IWE and OpenAI: How to Turn Markdown Notes into a Knowledge Graph for AI Agents
A detailed breakdown was released on how to build a local knowledge graph from markdown notes based on IWE and connect an AI agent to it. The example…
AI-processed from MarkTechPost; edited by Hamidun News
On IWE, they demonstrated how to convert a set of markdown notes into a full-fledged knowledge graph for people and AI agents. On top of it, the authors built an agentic RAG, connected OpenAI function calling, and taught the model to find answers not through flat files, but through connections between documents.
Graph Instead of Folder
At the heart of the example is IWE, a local Rust tool for working with notes through CLI and LSP. Its idea is simple: each markdown page becomes a node in the graph, and wiki-links and regular markdown links become directed edges between nodes.

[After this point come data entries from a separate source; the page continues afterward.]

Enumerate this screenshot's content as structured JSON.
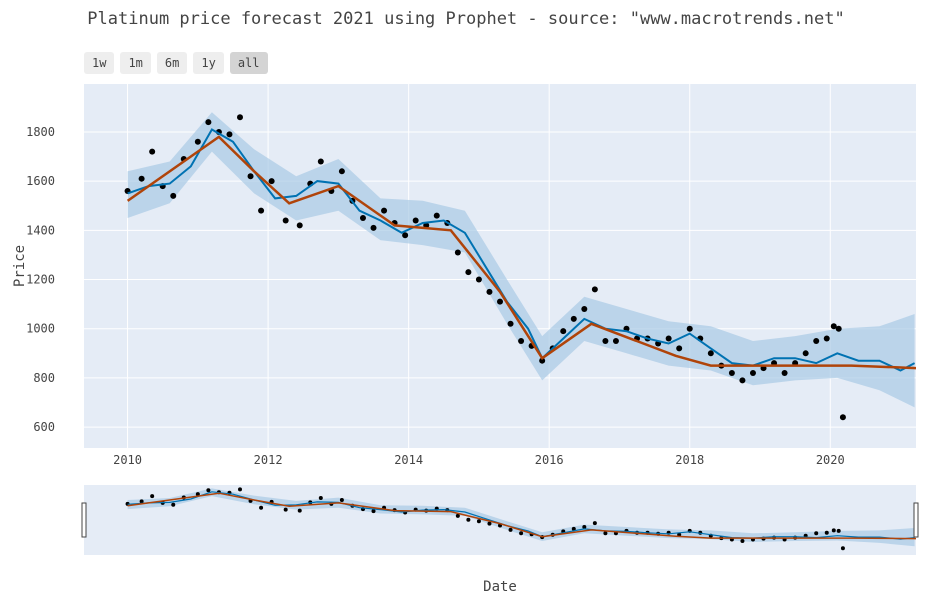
{
  "title": "Platinum price forecast 2021 using Prophet - source: \"www.macrotrends.net\"",
  "range_selector": {
    "buttons": [
      "1w",
      "1m",
      "6m",
      "1y",
      "all"
    ],
    "active": "all"
  },
  "colors": {
    "plot_bg": "#e5ecf6",
    "grid": "#ffffff",
    "actual_points": "#000000",
    "forecast_line": "#0072b2",
    "trend_line": "#b0440a",
    "uncertainty_band": "#a9cbe6"
  },
  "chart_data": {
    "type": "scatter",
    "title": "Platinum price forecast 2021 using Prophet - source: \"www.macrotrends.net\"",
    "xlabel": "Date",
    "ylabel": "Price",
    "xlim": [
      2009.38,
      2021.22
    ],
    "ylim": [
      515,
      1995
    ],
    "x_ticks": [
      "2010",
      "2012",
      "2014",
      "2016",
      "2018",
      "2020"
    ],
    "y_ticks": [
      600,
      800,
      1000,
      1200,
      1400,
      1600,
      1800
    ],
    "grid": true,
    "legend": "none",
    "series": [
      {
        "kind": "actual",
        "style": "markers",
        "x": [
          2010.0,
          2010.2,
          2010.35,
          2010.5,
          2010.65,
          2010.8,
          2011.0,
          2011.15,
          2011.3,
          2011.45,
          2011.6,
          2011.75,
          2011.9,
          2012.05,
          2012.25,
          2012.45,
          2012.6,
          2012.75,
          2012.9,
          2013.05,
          2013.2,
          2013.35,
          2013.5,
          2013.65,
          2013.8,
          2013.95,
          2014.1,
          2014.25,
          2014.4,
          2014.55,
          2014.7,
          2014.85,
          2015.0,
          2015.15,
          2015.3,
          2015.45,
          2015.6,
          2015.75,
          2015.9,
          2016.05,
          2016.2,
          2016.35,
          2016.5,
          2016.65,
          2016.8,
          2016.95,
          2017.1,
          2017.25,
          2017.4,
          2017.55,
          2017.7,
          2017.85,
          2018.0,
          2018.15,
          2018.3,
          2018.45,
          2018.6,
          2018.75,
          2018.9,
          2019.05,
          2019.2,
          2019.35,
          2019.5,
          2019.65,
          2019.8,
          2019.95,
          2020.05,
          2020.12,
          2020.18
        ],
        "y": [
          1560,
          1610,
          1720,
          1580,
          1540,
          1690,
          1760,
          1840,
          1800,
          1790,
          1860,
          1620,
          1480,
          1600,
          1440,
          1420,
          1590,
          1680,
          1560,
          1640,
          1520,
          1450,
          1410,
          1480,
          1430,
          1380,
          1440,
          1420,
          1460,
          1430,
          1310,
          1230,
          1200,
          1150,
          1110,
          1020,
          950,
          930,
          870,
          920,
          990,
          1040,
          1080,
          1160,
          950,
          950,
          1000,
          960,
          960,
          940,
          960,
          920,
          1000,
          960,
          900,
          850,
          820,
          790,
          820,
          840,
          860,
          820,
          860,
          900,
          950,
          960,
          1010,
          1000,
          640
        ]
      },
      {
        "kind": "forecast",
        "style": "line",
        "x": [
          2010.0,
          2010.3,
          2010.6,
          2010.9,
          2011.2,
          2011.5,
          2011.8,
          2012.1,
          2012.4,
          2012.7,
          2013.0,
          2013.3,
          2013.6,
          2013.9,
          2014.2,
          2014.5,
          2014.8,
          2015.1,
          2015.4,
          2015.7,
          2015.9,
          2016.2,
          2016.5,
          2016.8,
          2017.1,
          2017.4,
          2017.7,
          2018.0,
          2018.3,
          2018.6,
          2018.9,
          2019.2,
          2019.5,
          2019.8,
          2020.1,
          2020.4,
          2020.7,
          2021.0,
          2021.2
        ],
        "y": [
          1550,
          1580,
          1590,
          1660,
          1810,
          1760,
          1640,
          1530,
          1540,
          1600,
          1590,
          1480,
          1440,
          1390,
          1430,
          1440,
          1390,
          1250,
          1110,
          1000,
          880,
          960,
          1040,
          1000,
          990,
          960,
          940,
          980,
          920,
          860,
          850,
          880,
          880,
          860,
          900,
          870,
          870,
          830,
          860
        ]
      },
      {
        "kind": "trend",
        "style": "line",
        "x": [
          2010.0,
          2011.3,
          2011.8,
          2012.3,
          2013.0,
          2013.8,
          2014.6,
          2015.3,
          2015.9,
          2016.6,
          2017.8,
          2018.3,
          2019.3,
          2020.3,
          2021.22
        ],
        "y": [
          1520,
          1780,
          1640,
          1510,
          1580,
          1420,
          1400,
          1150,
          880,
          1020,
          890,
          850,
          850,
          850,
          840
        ]
      },
      {
        "kind": "uncertainty_band",
        "style": "fill",
        "x": [
          2010.0,
          2010.6,
          2011.2,
          2011.8,
          2012.4,
          2013.0,
          2013.6,
          2014.2,
          2014.8,
          2015.4,
          2015.9,
          2016.5,
          2017.1,
          2017.7,
          2018.3,
          2018.9,
          2019.5,
          2020.1,
          2020.7,
          2021.2
        ],
        "lower": [
          1450,
          1510,
          1720,
          1550,
          1440,
          1480,
          1360,
          1340,
          1310,
          1020,
          790,
          950,
          900,
          850,
          830,
          770,
          790,
          800,
          750,
          680
        ],
        "upper": [
          1640,
          1680,
          1880,
          1730,
          1620,
          1690,
          1530,
          1520,
          1480,
          1200,
          970,
          1130,
          1080,
          1030,
          1010,
          950,
          970,
          1000,
          1010,
          1060
        ]
      }
    ]
  },
  "range_slider": {
    "description_visible": false
  }
}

Because of this, notes can not only be read, but also traversed as a connected structure, where each document has context, neighbors, and hierarchy.
The author of the tutorial first collects a small knowledge base for a developer: architecture, authentication, database, API, frontend, deployment, caching, and performance notes. Then from these files, a KnowledgeGraph object is built with parsing of headings, tags, and links. On top of it, basic IWE operations are implemented to show that the graph is suitable not only for storage, but also for navigation and analytics.

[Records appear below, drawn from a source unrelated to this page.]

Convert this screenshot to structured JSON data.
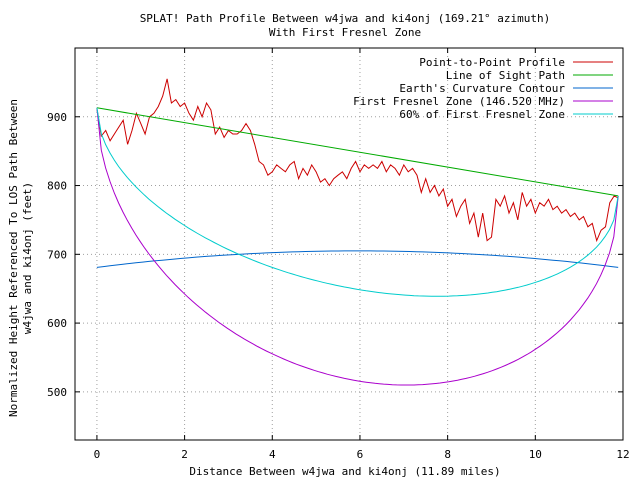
{
  "chart_data": {
    "type": "line",
    "title": "SPLAT! Path Profile Between w4jwa and ki4onj (169.21° azimuth)",
    "subtitle": "With First Fresnel Zone",
    "xlabel": "Distance Between w4jwa and ki4onj (11.89 miles)",
    "ylabel_line1": "Normalized Height Referenced To LOS Path Between",
    "ylabel_line2": "w4jwa and ki4onj (feet)",
    "xlim": [
      -0.5,
      12
    ],
    "ylim": [
      430,
      1000
    ],
    "x_ticks": [
      0,
      2,
      4,
      6,
      8,
      10,
      12
    ],
    "x_tick_labels": [
      "0",
      "2",
      "4",
      "6",
      "8",
      "10",
      "12"
    ],
    "y_ticks": [
      500,
      600,
      700,
      800,
      900
    ],
    "y_tick_labels": [
      "500",
      "600",
      "700",
      "800",
      "900"
    ],
    "grid": true,
    "legend_position": "top-right",
    "series": [
      {
        "name": "Point-to-Point Profile",
        "color": "#cc0000",
        "x": [
          0,
          0.1,
          0.2,
          0.3,
          0.45,
          0.6,
          0.7,
          0.8,
          0.9,
          1.0,
          1.1,
          1.2,
          1.3,
          1.4,
          1.5,
          1.6,
          1.7,
          1.8,
          1.9,
          2.0,
          2.1,
          2.2,
          2.3,
          2.4,
          2.5,
          2.6,
          2.7,
          2.8,
          2.9,
          3.0,
          3.1,
          3.2,
          3.3,
          3.4,
          3.5,
          3.6,
          3.7,
          3.8,
          3.9,
          4.0,
          4.1,
          4.2,
          4.3,
          4.4,
          4.5,
          4.6,
          4.7,
          4.8,
          4.9,
          5.0,
          5.1,
          5.2,
          5.3,
          5.4,
          5.5,
          5.6,
          5.7,
          5.8,
          5.9,
          6.0,
          6.1,
          6.2,
          6.3,
          6.4,
          6.5,
          6.6,
          6.7,
          6.8,
          6.9,
          7.0,
          7.1,
          7.2,
          7.3,
          7.4,
          7.5,
          7.6,
          7.7,
          7.8,
          7.9,
          8.0,
          8.1,
          8.2,
          8.3,
          8.4,
          8.5,
          8.6,
          8.7,
          8.8,
          8.9,
          9.0,
          9.1,
          9.2,
          9.3,
          9.4,
          9.5,
          9.6,
          9.7,
          9.8,
          9.9,
          10.0,
          10.1,
          10.2,
          10.3,
          10.4,
          10.5,
          10.6,
          10.7,
          10.8,
          10.9,
          11.0,
          11.1,
          11.2,
          11.3,
          11.4,
          11.5,
          11.6,
          11.7,
          11.8,
          11.89
        ],
        "values": [
          912,
          872,
          880,
          865,
          880,
          895,
          860,
          880,
          905,
          890,
          875,
          900,
          905,
          915,
          930,
          955,
          920,
          925,
          915,
          920,
          905,
          895,
          915,
          900,
          920,
          910,
          875,
          885,
          870,
          880,
          875,
          875,
          880,
          890,
          880,
          860,
          835,
          830,
          815,
          820,
          830,
          825,
          820,
          830,
          835,
          810,
          825,
          815,
          830,
          820,
          805,
          810,
          800,
          810,
          815,
          820,
          810,
          825,
          835,
          820,
          830,
          825,
          830,
          825,
          835,
          820,
          830,
          825,
          815,
          830,
          820,
          825,
          815,
          790,
          810,
          790,
          800,
          785,
          795,
          770,
          780,
          755,
          770,
          780,
          745,
          760,
          725,
          760,
          720,
          725,
          780,
          770,
          785,
          760,
          775,
          750,
          790,
          770,
          780,
          760,
          775,
          770,
          780,
          765,
          770,
          760,
          765,
          755,
          760,
          750,
          755,
          740,
          745,
          720,
          735,
          740,
          775,
          785,
          782
        ]
      },
      {
        "name": "Line of Sight Path",
        "color": "#00aa00",
        "x": [
          0,
          11.89
        ],
        "values": [
          913,
          785
        ]
      },
      {
        "name": "Earth's Curvature Contour",
        "color": "#0066cc",
        "shape": "parabola_up",
        "x_start": 0,
        "x_end": 11.89,
        "edge_value": 681,
        "mid_value": 705
      },
      {
        "name": "First Fresnel Zone (146.520 MHz)",
        "color": "#aa00cc",
        "shape": "zone_lower",
        "x_start": 0,
        "x_end": 11.89,
        "start_value": 913,
        "end_value": 785,
        "radius_mid": 333
      },
      {
        "name": "60% of First Fresnel Zone",
        "color": "#00cccc",
        "shape": "zone_lower",
        "x_start": 0,
        "x_end": 11.89,
        "start_value": 913,
        "end_value": 785,
        "radius_mid": 200
      }
    ]
  }
}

- find — finds relevant notes by query
- retrieve — pulls a document together with related context
- tree — shows hierarchy and section map
- squash — merges several related documents into one
- export dot — prepares graph visualization through Graphviz
Where OpenAI Connects
The next layer is AI transformations of documents. In the article, for this they build an ai_transform function that sends a note to an OpenAI model and applies one of five scenarios: rewrite, summarize, expand, extract_todos, or generate_links. That is, the same knowledge base starts not only to store structure, but also to automatically rewrite, compress, expand, and link its nodes.
In the demo, this looks practical, not academic. The system briefly summarizes a note about authentication, suggests new wiki-links for it, and extracts a list of tasks from a note about performance. An important point is that AI works not in a separate sandbox and not over an export to a vector database, but directly on top of the same graph that the developer uses in the editor.
Agent Traverses the Graph
The most interesting part is the agentic RAG on top of the knowledge graph. For the agent, four tools are described: iwe_find, iwe_retrieve, iwe_tree, and iwe_stats. Through OpenAI function calling, the model itself decides when to search for an entry point, when to read a linked document, when to look at the section tree, and when to request overall statistics about the database. Then a search-retrieve-synthesize loop runs until the agent collects the answer.

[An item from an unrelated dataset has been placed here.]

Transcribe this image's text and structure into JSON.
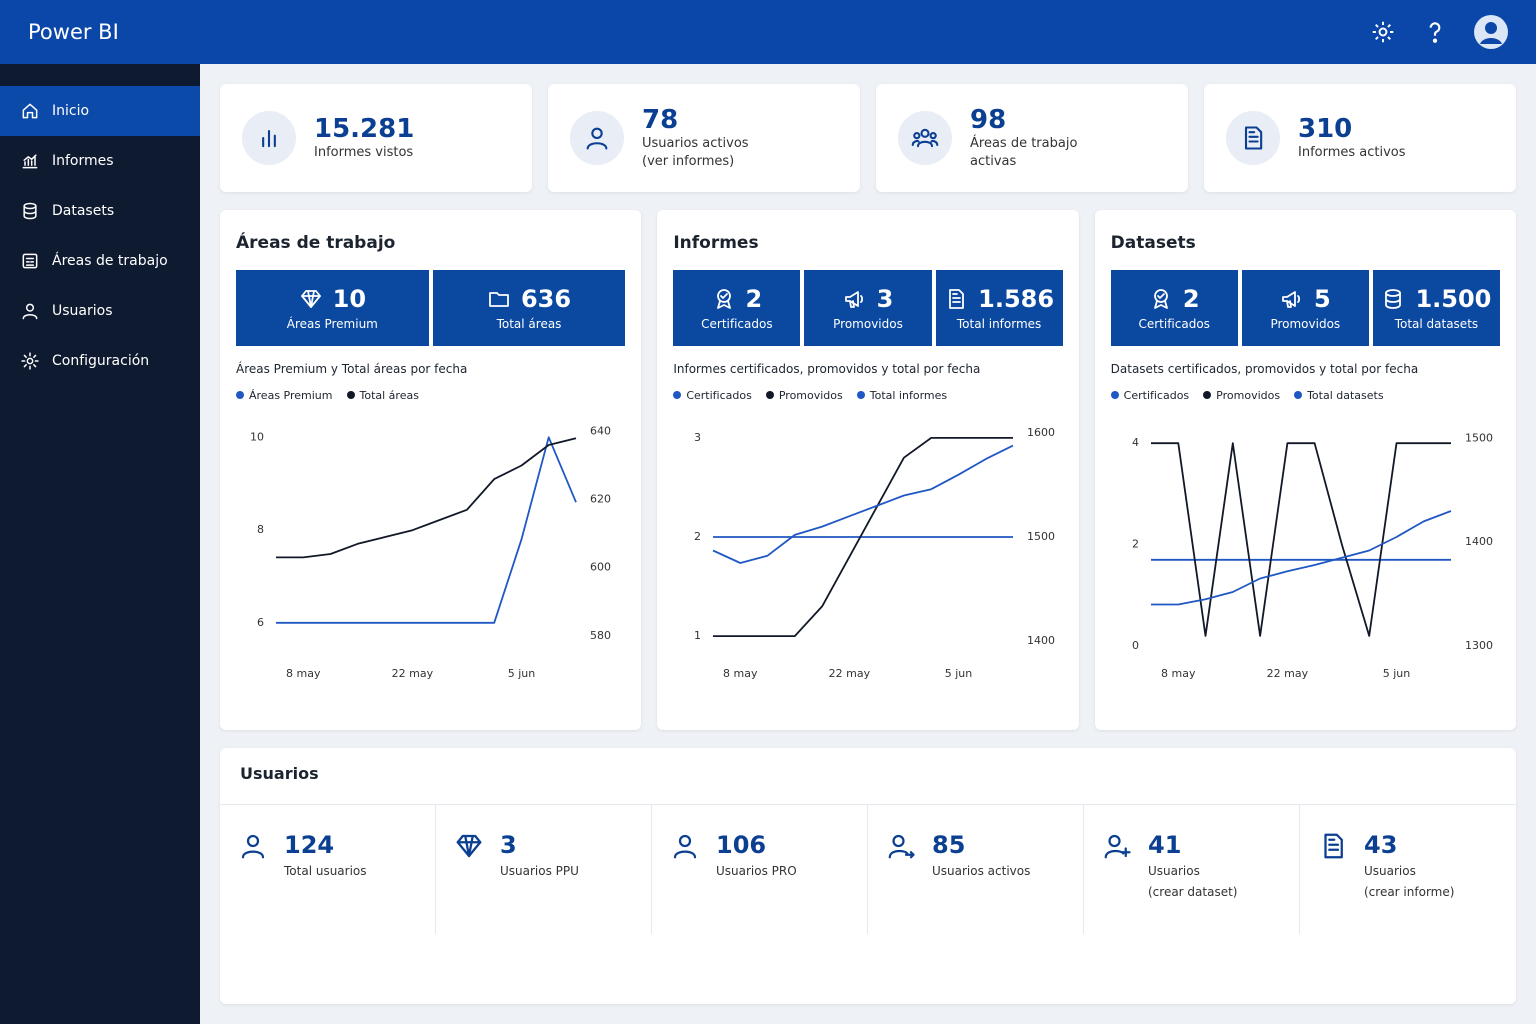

In the examples, the agent answers questions about the dependencies of the authentication system, the deployment pipeline, and the overall project architecture. After that, the author goes even further: AI finds gaps in the graph, generates a new note about an error handling strategy, adds it to the database, and updates the visualization. The final test is a multi-hop question about load growth from 1000 to 5000 RPS, where the model needs to connect the database, caching, tokens, and infrastructure, rather than paraphrase a single file.
What It Means
This case well shows where practical RAG for developers is moving. Instead of another layer on top of vector search, IWE proposes using your personal knowledge base as shared memory for a person and an agent: with explicit links, graph traversal, local storage, and managed AI actions. For teams, this is an important signal: value increasingly lies not in the model itself, but in how well you organize and make context accessible.